Happy 4th of July! 🇺🇸
I’m taking the day off so holding off on most of my news reading. I’m assuming not much is going to break on the holiday. (I’m writing this part on the 3rd)
I did want to cover what exactly I do. I’m not a journalist nor an expect in public health or anything related to this. I like having clear information and data and I like having it as close to the source as possible.
With this virus, following along with the news, then reviewing information myself, I’ve found often there are disconnects between the reporting and the actual information. Sometimes, these seem more extreme (“masks are pointless!” as seen on some cable news shows) and sometimes, it is subtle things.
Sometimes, the news media deserves it: when CBS aired B-roll from hospitals in Italy where were completely overwhelmed at the time while talking about New York City hospitals or when Fox News photoshopped a man with a long gun into various pictures of Seattle.
As a Catholic, whenever the press writes about the Church, they usually get some little things wrong. I can tell someone who was an outsider wrote it
Plenty of time, the media is correct, but there’s enough mess like the above out there that I follow the idea of “trust, but verify”—the Russian proverb that was made famous in the states by Ronald Reagan.
I have my national news outlets that I usually read for general information, such as the New York Times or the Washington Post. I would read the Wall Street Journal to help provide some different angles, but even their all digital subscription was too expensive the last I looked. I follow Austin’s public media station, KUT, closely and the Texas Tribute for Texas political issues. I skim the Statesman and local TV media sites.
Generally, if they have some piece of news that is interesting to me regarding a topic that I care about—like the coronavirus—I try to find an original source. For example, yesterday’s story about the July Bar Exams being cancelled, I looked up the Texas Supreme Court’s site and found the press release. Same thing when someone reports TABC closed something down.
Remember the movie, Men In Black, when Tommy Lee Jones picks up the tabloids from the news stand as his “hot sheets”?
That’s me with the real media. 😀 Find a tip, then dig into more primary sources when I can with relative ease. Yay the Internet! The New York Times has a really in-depth county-by-county dataset for cases and deaths, but you better believe I spot-checked a few counties to make sure the NYT data matched the official data before I used it as a data source. Trust, but verify.
In addition, I have a few experts I follow that when they give opinions, they link the data behind it, whom I trust their opinions and I verify their data makes sense to me—not that I’m an expert, but I have a little statistics training, so trying to spot obvious-to-me flaws.
Lastly, I follow various primary sources directly.
The only thing I have on the news front is to ask for prayers for my family. No one locally, but members of both sides of our family in the last 24 hours have either been tested due to showing symptoms or received a positive result back. My little branch of the family tree is very physically far removed from those branches, but the first family cases we’ve had that I know about.
Data
In the State of Texas, we had a record-setting 8,258 new cases with a still high 13.15% 7-day positivity rate. Hospitalizations set another record today with 7,890.
For the Travis County/Austin, as expected, we’re seeing new cases go waaay down. CommUnity Care, the clinic handling free testing for Austin Public Health, closed their drive-up testing locations yesterday and today, resuming operations on Monday. I appreciate their staff has been worked to the bone and I get it is a holiday. Personally, I’d liked to have seen some way to keep it going (National Guard?

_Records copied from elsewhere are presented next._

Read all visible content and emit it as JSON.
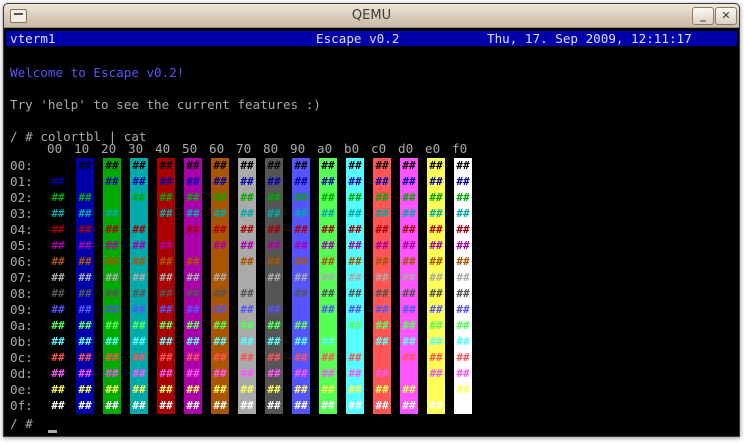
{
  "window": {
    "title": "QEMU",
    "minimize_label": "_",
    "close_label": "✕"
  },
  "statusbar": {
    "left": "vterm1",
    "center": "Escape v0.2",
    "right": "Thu, 17. Sep 2009, 12:11:17"
  },
  "terminal": {
    "welcome": "Welcome to Escape v0.2!",
    "help": "Try 'help' to see the current features :)",
    "command": "/ # colortbl | cat",
    "prompt": "/ #",
    "col_headers": [
      "00",
      "10",
      "20",
      "30",
      "40",
      "50",
      "60",
      "70",
      "80",
      "90",
      "a0",
      "b0",
      "c0",
      "d0",
      "e0",
      "f0"
    ],
    "row_labels": [
      "00:",
      "01:",
      "02:",
      "03:",
      "04:",
      "05:",
      "06:",
      "07:",
      "08:",
      "09:",
      "0a:",
      "0b:",
      "0c:",
      "0d:",
      "0e:",
      "0f:"
    ],
    "cell_glyph": "##",
    "palette": [
      "#000000",
      "#0000aa",
      "#00aa00",
      "#00aaaa",
      "#aa0000",
      "#aa00aa",
      "#aa5500",
      "#aaaaaa",
      "#555555",
      "#5555ff",
      "#55ff55",
      "#55ffff",
      "#ff5555",
      "#ff55ff",
      "#ffff55",
      "#ffffff"
    ]
  }
}
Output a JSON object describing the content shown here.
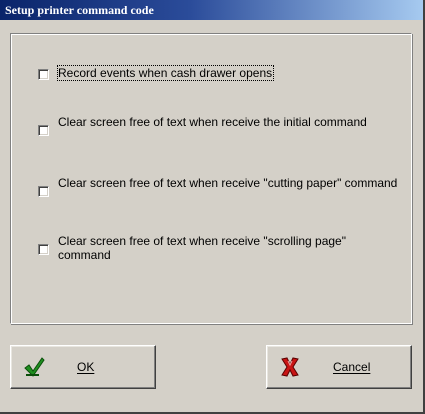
{
  "dialog": {
    "title": "Setup printer command code"
  },
  "options": [
    {
      "label": "Record events when cash drawer opens",
      "checked": false
    },
    {
      "label": "Clear screen free of text when receive the initial command",
      "checked": false
    },
    {
      "label": "Clear screen free of text when receive \"cutting paper\" command",
      "checked": false
    },
    {
      "label": "Clear screen free of text when receive \"scrolling page\" command",
      "checked": false
    }
  ],
  "buttons": {
    "ok": {
      "label": "OK",
      "icon": "green-checkmark-icon"
    },
    "cancel": {
      "label": "Cancel",
      "icon": "red-x-icon"
    }
  },
  "colors": {
    "window": "#d4d0c8",
    "title_bar": "#0a246a",
    "ok_icon": "#1f8f1f",
    "cancel_icon": "#c81414"
  }
}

Medical volunteers that have offered through the State system?), but not so.
They last took a testing day off on Memorial Day.
Anyhow, new cases are down to 122, which would have been record-setting three weeks ago.
Now, the numbers that won’t change because of the testing closure.
We saw two deaths in the last 24 hours (136 total), putting our 7-day average at 2.71/day, which is the highest we’ve seen at any point in the pandemic. The daily death count for the last 7 days: 0, 4, 3, 4, 5, 1, 2.
New hospitalizations remain high at 64, pushing our 7-day average to a new high of 61.7.
Total hospitalizations is at 434 with ICU census at 156 and ventilator use at 70. All three are records (ventilators tied with the count a few days back).
To give you a sense of growth, last Sunday, we were at 351, 114, and 60 respectively.
That’s it for me today. Going to watch some fireworks on TV.